Comp 770: Computer Graphics
Comp 770: Computer Graphics
Project Proposal: Shape Deformation for Articulated Meshes
Project Proposal Slides
Goal of the Project:
The aim of this project is to adapt a template human body model (triangular mesh + skeleton [1]) so that it fits given silhouettes observed by multiple cameras. The video data may correspond to a person whose body shape differs from that of the original model. The deformation process should maintain the physical constraints on the body and the skeleton.
Motivation:
Motion capture or 3D pose estimation techniques require an initial model which is then updated at every frame to represent the current pose. The model representing the initial pose is typically acquired offline with the help of devices like body scanners, optical or magnetic sensors, motion suits etc. This may, however, not be feasible for applications such as surveillance or when a large number people need to be tracked. For such cases, an automatic model initialization can be achieved by deforming the shape of a mean human body model to fit the target person based on video data. While a lot of work has been done for modeling the deformations of articualted mesh models for representing different poses, relatively fewer works address the problem of modeling deformations to capture shape variability. A shape deformation method for automatic model initialization will allow motion capture to be used for a wider range of applications. Further, pose estimation finds direct application to character animation via motion tranfer from real videos. Shape deformation can also be used for crowd simulation by simulating people with different appearances from a given template.
Subtasks:
1. Modeling mesh deformations to capture variations in body shape: using the SCAPE model described in [2].
2. Fitting a template mesh to multiple-view silhouettes: registering the mesh to visual hull computed from silhouettes.
3. Computing the skeleton associated with the deformed mesh: learning the pose deformation transfer between original mesh and the deformed mesh[3].
References:
[1] Lewis J P, Cordner M, and Fong N. Pose space deformation: a unified approach to shape interpolation and skeleton-driven deformation. SIGGRAPH, 165-172 (2000)
[2] Anguelov D, Srinivasan P, Koller D, Thrun S, Rodgers J, and Davis J. SCAPE: Shape completion and animation of people. SIGGRAPH 24, 408-416 (2005)
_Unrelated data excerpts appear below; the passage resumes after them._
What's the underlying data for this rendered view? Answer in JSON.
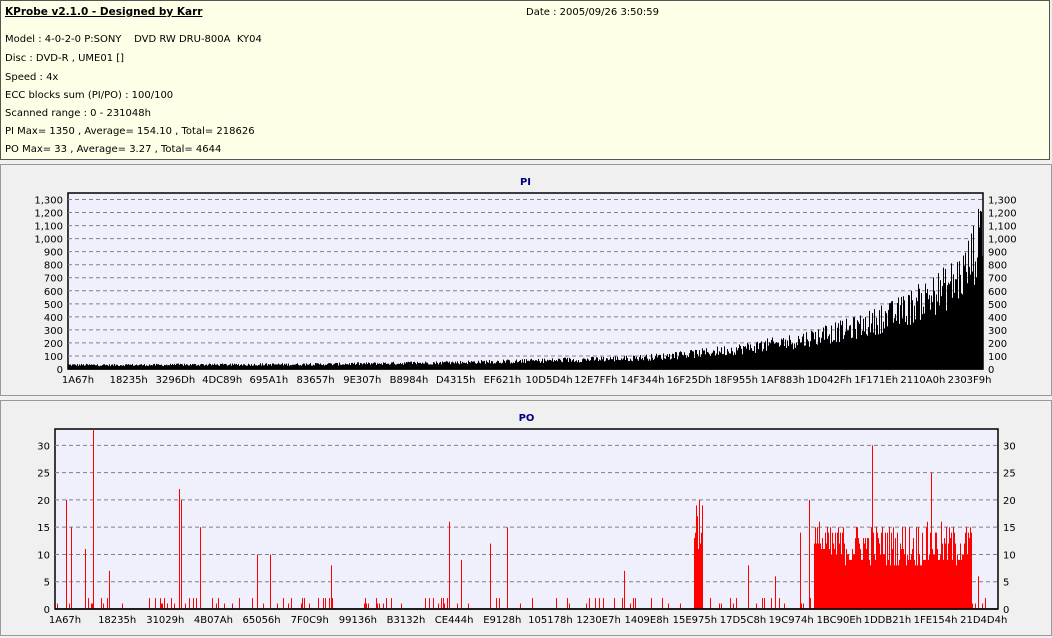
{
  "header": {
    "title": "KProbe v2.1.0 - Designed by Karr",
    "date": "Date : 2005/09/26 3:50:59",
    "lines": [
      "Model : 4-0-2-0 P:SONY    DVD RW DRU-800A  KY04",
      "Disc : DVD-R , UME01 []",
      "Speed : 4x",
      "ECC blocks sum (PI/PO) : 100/100",
      "Scanned range : 0 - 231048h",
      "PI Max= 1350 , Average= 154.10 , Total= 218626",
      "PO Max= 33 , Average= 3.27 , Total= 4644"
    ]
  },
  "colors": {
    "pi_bar": "#000000",
    "po_bar": "#ff0000",
    "plot_bg": "#f0f0fc",
    "title": "#000080"
  },
  "chart_data": [
    {
      "type": "bar",
      "title": "PI",
      "ylim": [
        0,
        1350
      ],
      "yticks": [
        0,
        100,
        200,
        300,
        400,
        500,
        600,
        700,
        800,
        900,
        1000,
        1100,
        1200,
        1300
      ],
      "ytick_labels": [
        "0",
        "100",
        "200",
        "300",
        "400",
        "500",
        "600",
        "700",
        "800",
        "900",
        "1,000",
        "1,100",
        "1,200",
        "1,300"
      ],
      "xtick_labels": [
        "1A67h",
        "18235h",
        "3296Dh",
        "4DC89h",
        "695A1h",
        "83657h",
        "9E307h",
        "B8984h",
        "D4315h",
        "EF621h",
        "10D5D4h",
        "12E7FFh",
        "14F344h",
        "16F25Dh",
        "18F955h",
        "1AF883h",
        "1D042Fh",
        "1F171Eh",
        "2110A0h",
        "2303F9h"
      ],
      "x_unit": "percent of scanned range",
      "envelope_peak_values": [
        40,
        40,
        38,
        40,
        40,
        40,
        42,
        42,
        42,
        42,
        44,
        45,
        45,
        46,
        48,
        50,
        52,
        55,
        58,
        60,
        62,
        65,
        70,
        72,
        75,
        80,
        85,
        90,
        95,
        100,
        105,
        115,
        125,
        140,
        160,
        180,
        200,
        225,
        250,
        280,
        320,
        360,
        400,
        460,
        520,
        600,
        700,
        800,
        950,
        1350
      ],
      "grid": true
    },
    {
      "type": "bar",
      "title": "PO",
      "ylim": [
        0,
        33
      ],
      "yticks": [
        0,
        5,
        10,
        15,
        20,
        25,
        30
      ],
      "ytick_labels": [
        "0",
        "5",
        "10",
        "15",
        "20",
        "25",
        "30"
      ],
      "xtick_labels": [
        "1A67h",
        "18235h",
        "31029h",
        "4B07Ah",
        "65056h",
        "7F0C9h",
        "99136h",
        "B3132h",
        "CE444h",
        "E9128h",
        "105178h",
        "1230E7h",
        "1409E8h",
        "15E975h",
        "17D5C8h",
        "19C974h",
        "1BC90Eh",
        "1DDB21h",
        "1FE154h",
        "21D4D4h"
      ],
      "x_unit": "percent of scanned range",
      "spikes": [
        [
          1.2,
          20
        ],
        [
          1.7,
          15
        ],
        [
          3.2,
          11
        ],
        [
          4.1,
          33
        ],
        [
          5.8,
          7
        ],
        [
          13.2,
          22
        ],
        [
          13.4,
          20
        ],
        [
          15.4,
          15
        ],
        [
          21.5,
          10
        ],
        [
          22.9,
          10
        ],
        [
          29.3,
          8
        ],
        [
          41.8,
          16
        ],
        [
          43.1,
          9
        ],
        [
          46.2,
          12
        ],
        [
          48.0,
          15
        ],
        [
          60.4,
          7
        ],
        [
          73.5,
          8
        ],
        [
          76.4,
          6
        ],
        [
          79.1,
          14
        ],
        [
          80.0,
          20
        ],
        [
          81.1,
          16
        ],
        [
          86.7,
          30
        ],
        [
          93.0,
          25
        ],
        [
          97.9,
          6
        ]
      ],
      "dense_regions": [
        [
          67.8,
          68.8,
          18
        ],
        [
          80.5,
          97.3,
          13
        ]
      ],
      "grid": true
    }
  ]
}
[3] Sumner R W, and Popovic J. Deformation transfer for triangle meshes. SIGGRAPH 23(3), 399-405 (2004)
Update 1:
Implemented a model for skeleton-driven mesh deformation to represent various poses of a human body. The model consists of an underlying skeleton or an articulated chain whose configuration changes depending on the movement of various bones which are linked in a hieracrchy. The amount of motion a certain joint can undergo is constrained by the number of degrees of freedom it has and by the upper and lower bounds for each degree of freedom. These constraints are used to ensure that the skeleton pose doesn't violate any physical constraints of human body motion.
The mesh deformation occurs depending on the current configuration of the animated skeleton. I have implemented the 'Linear Blend Skinning' algorithm for mesh deformations.